Seçimden önce kredi anlaşmalarının ve memorandumun iptal edileceğini söyleyen, seçimden sonra ise “bazı önlemlerin durdurulması”ndan bahseden, “ülkenin uluslararası ve Avrupa’daki işbölümüne yeniden dahil olması için sıkı bir siyasi pazarlık yapacaklarını” vaat eden, iktidara geldiği takdirde AB’ye olan borçların ödenip ödenmeyeceği konusunda ne dediği belli olmayan SYRIZA’nın lideri bir Chavez veya Morales olabilir mi? Gerçekten bir Chavez veya Morales olabilecek olsaydı, Venezuela ve Bolivya’daki komünistler gibi Yunan komünistleri de ittifak tartışmalarına kapıyı sıkı sıkıya kapatmazlardı. Ancak Avrupa’nın göbeğinde popülizm bu kadar oluyor ve Çipras, genç ve yakışıklı olmasına karşın, Morales’in mütevazı sempatikliğini hiç ama hiç andırmıyor.

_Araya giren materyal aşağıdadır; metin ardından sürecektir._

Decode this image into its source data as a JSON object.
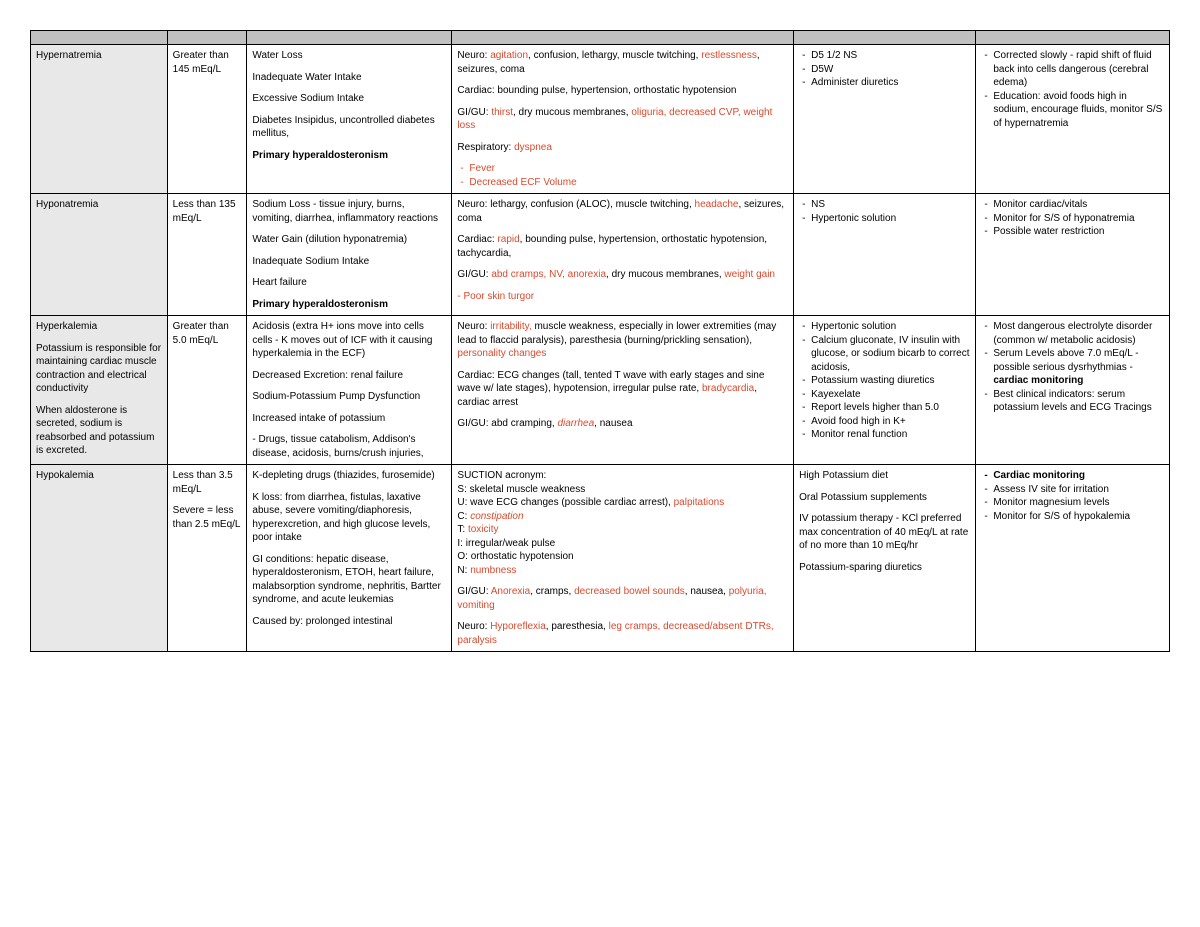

İttifak tartışmalarının zemininde duran “sol yükseldi” argümanına buradan bakmak gerek. Son iki yıldır amansız bir mücadele veren ve belli ki bir yorgunluk da taşıyan Yunan halkının bir tür popülizme destek vermiş olması, solun yükseldiği anlamına gelmez. İktidar formülünün ne olduğu bilinmeyen, AB’ye bağlılık sözleri veren bir hareketten de “Yunan Morales”i çıkmaz, Avrupa tipi bir popülizm çıkar.

Tersinden baktığımızda, SYRIZA’nın yükselişi Yunan kapitalizminin meşruiyet bunalımına çare üretemeyecek olsa da sermaye egemenliğini belirli açılardan rahatlatabilir. Şu ana kadar yaşanan gelişmeler de buna işaret etmektedir. SYRIZA ile ittifak tartışmasına girmeyen KKE’nin “dinazorlukla”, doktrinerlikle, halkın gerçek siyasi taleplerini anlayamamakla, hatta korkaklıkla suçlanıyor olması acaba kimleri tebessüm ettiriyor? Yoksa iki yılı aşkın zamandır onlarca greve, kitlesel eyleme, kısacası örgütlü sınıf hareketine öncülük eden ve örgütlü halkın mücadelesini yükseltmek için canını dişine takmaya devam eden KKE değil de SYRIZA mıydı?